Aaron B. sent us a link to a fashion spread called Out of Africa at the Daily Mail featuring individuals from, the accompanying text specifies, “the Surma and Mursi tribes of East Africa’s Omo Valley.”  Please scroll through the images and see the commentary below (as well Aaron’s own illluminating interpretation at his blog).

First, notice how the individuals in the images are supposed to represent “Africa.”  Africa, of course, is an immense continent with dozens of countries and hundreds of cultures.  But here a couple “tribes” are supposed to represent all of Africa.  And those tribes are notably primitive.  Anne McClintock* coined the excellent term “anachronistic space” to describe the bizarre way in which we tend to imagine (mostly subconsciously) that, as we go from the U.S. to Africa, we are going back in time and visiting our own primitive selves.

Second, Aaron notes how the author of the accompanying text seems “struck by the strange paradox of Africans having fashion.”  Because fashion is a modern thing, of course, and these are just primitives.  Here is some of the text:

With colourful make-up of bright yellows, startling whites and rich earth-reds, flamboyant accessories and extraordinarily elaborate decorations, you’d be forgiven for thinking that the designs in these images originated in the fevered mind of some leading fashionista.

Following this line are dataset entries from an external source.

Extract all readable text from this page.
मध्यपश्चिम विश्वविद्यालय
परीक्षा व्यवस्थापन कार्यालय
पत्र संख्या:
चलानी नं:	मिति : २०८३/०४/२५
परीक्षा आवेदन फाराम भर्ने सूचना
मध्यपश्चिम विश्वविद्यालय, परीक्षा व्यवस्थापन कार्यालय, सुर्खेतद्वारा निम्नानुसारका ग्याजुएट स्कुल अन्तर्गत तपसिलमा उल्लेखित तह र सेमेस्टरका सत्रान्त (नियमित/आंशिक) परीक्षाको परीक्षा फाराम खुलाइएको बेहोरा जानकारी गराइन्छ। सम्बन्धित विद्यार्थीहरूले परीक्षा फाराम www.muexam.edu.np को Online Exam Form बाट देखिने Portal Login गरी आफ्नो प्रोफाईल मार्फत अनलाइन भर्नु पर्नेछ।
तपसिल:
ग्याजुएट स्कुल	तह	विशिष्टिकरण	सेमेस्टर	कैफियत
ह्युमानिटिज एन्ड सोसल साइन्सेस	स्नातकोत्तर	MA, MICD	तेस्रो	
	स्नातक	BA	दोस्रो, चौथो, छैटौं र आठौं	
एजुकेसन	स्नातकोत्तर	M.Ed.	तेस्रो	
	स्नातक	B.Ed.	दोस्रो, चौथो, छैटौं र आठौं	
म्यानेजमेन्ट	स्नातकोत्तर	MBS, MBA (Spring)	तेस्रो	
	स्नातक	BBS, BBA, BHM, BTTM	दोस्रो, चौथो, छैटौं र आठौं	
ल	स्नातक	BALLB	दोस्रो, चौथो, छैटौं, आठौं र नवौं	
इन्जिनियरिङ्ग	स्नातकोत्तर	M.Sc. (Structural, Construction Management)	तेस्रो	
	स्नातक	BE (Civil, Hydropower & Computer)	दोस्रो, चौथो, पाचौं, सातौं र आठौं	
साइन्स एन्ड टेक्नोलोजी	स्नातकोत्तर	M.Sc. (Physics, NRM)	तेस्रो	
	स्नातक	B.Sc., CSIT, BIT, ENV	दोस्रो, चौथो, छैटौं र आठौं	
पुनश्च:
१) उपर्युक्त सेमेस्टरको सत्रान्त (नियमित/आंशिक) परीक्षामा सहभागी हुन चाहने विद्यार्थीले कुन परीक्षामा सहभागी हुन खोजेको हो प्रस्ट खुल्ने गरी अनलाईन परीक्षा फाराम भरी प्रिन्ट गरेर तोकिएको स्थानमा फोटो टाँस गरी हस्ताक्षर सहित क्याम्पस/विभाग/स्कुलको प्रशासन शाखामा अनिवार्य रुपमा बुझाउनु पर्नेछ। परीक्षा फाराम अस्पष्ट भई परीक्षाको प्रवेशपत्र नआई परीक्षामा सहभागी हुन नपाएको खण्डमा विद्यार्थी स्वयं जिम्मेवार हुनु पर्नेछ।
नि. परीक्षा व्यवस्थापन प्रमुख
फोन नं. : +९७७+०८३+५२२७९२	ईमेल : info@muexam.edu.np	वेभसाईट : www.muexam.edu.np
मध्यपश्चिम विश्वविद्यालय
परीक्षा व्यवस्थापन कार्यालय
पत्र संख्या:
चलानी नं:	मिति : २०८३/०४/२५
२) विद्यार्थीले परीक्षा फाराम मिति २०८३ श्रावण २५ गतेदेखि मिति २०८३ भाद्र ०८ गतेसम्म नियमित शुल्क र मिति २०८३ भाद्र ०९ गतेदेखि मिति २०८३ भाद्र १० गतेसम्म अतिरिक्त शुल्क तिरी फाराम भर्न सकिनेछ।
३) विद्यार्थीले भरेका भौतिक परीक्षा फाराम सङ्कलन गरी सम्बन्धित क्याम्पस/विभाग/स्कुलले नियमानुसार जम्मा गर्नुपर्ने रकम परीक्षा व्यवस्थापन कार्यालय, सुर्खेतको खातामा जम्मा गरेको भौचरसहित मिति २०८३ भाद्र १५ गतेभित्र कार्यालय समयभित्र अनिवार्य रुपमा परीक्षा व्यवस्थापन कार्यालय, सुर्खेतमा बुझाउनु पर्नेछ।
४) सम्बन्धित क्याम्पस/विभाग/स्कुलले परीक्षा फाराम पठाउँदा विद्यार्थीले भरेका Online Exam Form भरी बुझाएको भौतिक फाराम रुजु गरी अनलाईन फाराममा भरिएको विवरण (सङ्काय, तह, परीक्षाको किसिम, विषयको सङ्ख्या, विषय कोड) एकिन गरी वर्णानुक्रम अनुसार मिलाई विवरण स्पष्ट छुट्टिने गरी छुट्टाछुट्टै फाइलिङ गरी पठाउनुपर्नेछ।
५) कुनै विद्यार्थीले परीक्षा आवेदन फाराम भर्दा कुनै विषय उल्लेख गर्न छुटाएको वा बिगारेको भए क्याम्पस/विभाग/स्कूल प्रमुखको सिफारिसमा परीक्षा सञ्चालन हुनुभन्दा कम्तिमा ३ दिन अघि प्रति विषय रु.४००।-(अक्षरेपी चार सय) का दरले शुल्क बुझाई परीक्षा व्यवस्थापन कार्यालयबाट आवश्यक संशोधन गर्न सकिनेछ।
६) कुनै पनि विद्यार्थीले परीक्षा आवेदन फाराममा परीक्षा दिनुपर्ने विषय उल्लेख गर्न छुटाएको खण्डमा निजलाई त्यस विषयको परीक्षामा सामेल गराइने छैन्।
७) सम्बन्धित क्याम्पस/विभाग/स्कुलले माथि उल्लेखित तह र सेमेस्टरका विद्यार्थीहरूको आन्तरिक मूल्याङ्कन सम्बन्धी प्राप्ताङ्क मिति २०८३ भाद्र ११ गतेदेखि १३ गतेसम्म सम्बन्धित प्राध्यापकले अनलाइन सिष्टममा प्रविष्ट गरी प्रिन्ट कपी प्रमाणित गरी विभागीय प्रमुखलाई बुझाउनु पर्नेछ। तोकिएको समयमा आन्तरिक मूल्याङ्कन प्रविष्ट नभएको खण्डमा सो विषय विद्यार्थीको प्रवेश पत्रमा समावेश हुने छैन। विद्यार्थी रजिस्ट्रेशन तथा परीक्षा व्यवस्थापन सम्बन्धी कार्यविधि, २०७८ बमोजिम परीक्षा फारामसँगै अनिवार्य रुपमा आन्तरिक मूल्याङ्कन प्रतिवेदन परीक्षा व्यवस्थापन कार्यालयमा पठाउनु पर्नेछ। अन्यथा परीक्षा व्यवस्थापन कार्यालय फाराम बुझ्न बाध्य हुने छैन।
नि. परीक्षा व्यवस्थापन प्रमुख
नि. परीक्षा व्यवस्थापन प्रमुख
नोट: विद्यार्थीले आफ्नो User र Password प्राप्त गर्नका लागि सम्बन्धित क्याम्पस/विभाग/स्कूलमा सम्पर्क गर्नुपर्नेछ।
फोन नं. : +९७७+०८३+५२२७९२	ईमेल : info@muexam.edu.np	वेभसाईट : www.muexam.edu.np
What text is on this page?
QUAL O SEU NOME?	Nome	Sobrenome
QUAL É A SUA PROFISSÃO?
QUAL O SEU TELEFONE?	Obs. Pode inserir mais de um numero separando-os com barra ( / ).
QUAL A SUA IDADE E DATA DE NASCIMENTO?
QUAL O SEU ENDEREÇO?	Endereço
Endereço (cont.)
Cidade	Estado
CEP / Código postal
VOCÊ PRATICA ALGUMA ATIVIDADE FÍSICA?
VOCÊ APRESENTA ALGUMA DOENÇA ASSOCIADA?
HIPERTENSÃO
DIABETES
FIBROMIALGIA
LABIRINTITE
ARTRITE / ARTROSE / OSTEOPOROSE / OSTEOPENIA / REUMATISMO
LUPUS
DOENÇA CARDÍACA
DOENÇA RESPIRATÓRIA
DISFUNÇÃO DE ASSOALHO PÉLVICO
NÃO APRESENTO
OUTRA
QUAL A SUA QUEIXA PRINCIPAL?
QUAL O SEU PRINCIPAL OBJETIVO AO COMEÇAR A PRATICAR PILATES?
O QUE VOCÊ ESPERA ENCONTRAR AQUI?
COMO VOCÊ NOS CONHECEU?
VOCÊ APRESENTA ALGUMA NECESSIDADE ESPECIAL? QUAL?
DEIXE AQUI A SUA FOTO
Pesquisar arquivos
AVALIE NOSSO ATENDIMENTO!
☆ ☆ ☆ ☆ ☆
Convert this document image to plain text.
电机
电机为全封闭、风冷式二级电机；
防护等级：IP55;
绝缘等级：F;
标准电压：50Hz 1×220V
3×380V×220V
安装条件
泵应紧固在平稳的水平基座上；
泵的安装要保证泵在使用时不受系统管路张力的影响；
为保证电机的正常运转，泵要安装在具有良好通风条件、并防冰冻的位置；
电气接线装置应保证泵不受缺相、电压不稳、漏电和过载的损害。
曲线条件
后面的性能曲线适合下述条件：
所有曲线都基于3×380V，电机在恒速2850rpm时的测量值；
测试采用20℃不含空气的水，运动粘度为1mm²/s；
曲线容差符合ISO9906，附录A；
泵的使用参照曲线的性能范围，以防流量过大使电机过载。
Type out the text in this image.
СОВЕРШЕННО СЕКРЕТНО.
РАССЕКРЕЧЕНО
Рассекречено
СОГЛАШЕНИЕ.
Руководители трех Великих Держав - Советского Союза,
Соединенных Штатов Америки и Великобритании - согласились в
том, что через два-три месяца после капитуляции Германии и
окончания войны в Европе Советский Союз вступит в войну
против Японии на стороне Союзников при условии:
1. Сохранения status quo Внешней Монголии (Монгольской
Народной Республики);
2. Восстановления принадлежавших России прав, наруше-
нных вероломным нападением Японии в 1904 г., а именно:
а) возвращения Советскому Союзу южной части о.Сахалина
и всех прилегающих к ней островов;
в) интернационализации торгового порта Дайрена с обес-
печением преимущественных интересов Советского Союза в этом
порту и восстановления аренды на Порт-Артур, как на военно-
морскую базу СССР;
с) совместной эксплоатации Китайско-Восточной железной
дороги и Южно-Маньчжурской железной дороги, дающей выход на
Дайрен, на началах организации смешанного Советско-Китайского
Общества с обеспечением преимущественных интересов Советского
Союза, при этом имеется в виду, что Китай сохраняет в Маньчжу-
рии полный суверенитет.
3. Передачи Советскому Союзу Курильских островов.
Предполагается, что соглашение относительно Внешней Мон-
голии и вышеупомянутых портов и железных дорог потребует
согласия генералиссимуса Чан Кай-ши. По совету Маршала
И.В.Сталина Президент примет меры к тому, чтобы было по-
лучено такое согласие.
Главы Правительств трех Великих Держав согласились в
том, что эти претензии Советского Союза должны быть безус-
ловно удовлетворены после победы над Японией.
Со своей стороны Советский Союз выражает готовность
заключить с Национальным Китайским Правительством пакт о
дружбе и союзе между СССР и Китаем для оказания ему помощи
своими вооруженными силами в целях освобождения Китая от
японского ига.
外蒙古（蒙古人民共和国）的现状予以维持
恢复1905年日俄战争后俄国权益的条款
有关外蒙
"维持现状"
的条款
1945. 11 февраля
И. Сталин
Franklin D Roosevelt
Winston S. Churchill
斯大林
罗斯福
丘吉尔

Yet far from the catwalks of New York, London or Paris, these looks are the sole creation of the Surma and Mursi tribes of East Africa’s Omo Valley.

Inspired by the wild trees, exotic flowers and lush vegetation of the area bordering Ethiopia, Kenya and Sudan, these tribal people have created looks that put the most outlandish creations of Western catwalk couturiers to shame.

As they paint each other’s bodies and make bold decisions about their outfits (all without the aid of mirrors), it seems that the only thing that motivates them is the sheer fun of creating their looks, and showing them off to other members of the tribe.

Notice the way that the author exoticizes them with references to color, a natural frivolity, and the use of words like “fevered,” “outlandish,” “wild,” and “exotic” (exotic to who?).   They are motivated by “sheer fun.”  And aren’t we delighted?

Some more questions to consider:

What does it mean that people in the U.K. (and the U.S.) are consuming these images?  What is the relationship between these images and colonialism?  These images and the historical emergence of the idea of race?  These images and the continued re-inscription of race as a social construction?

Anyway, how often do you see non-models in fashion shoots?  What is the reason for presenting them as “authentic”?  What kind of authenticity are they going for?

What are the consequences of portraying “Africa” this way?  How do such images interact with “development” rhetoric about how Africa is un- or under-developed, developing, or undevelopable?

Who benefitted from this photo shoot?   Did the individuals get paid?  How much?

* REFERENCE: Imperial Leather: Race, Gender and Sexuality in the Colonial Context by Anne McClintock (London: Routledge, 1995).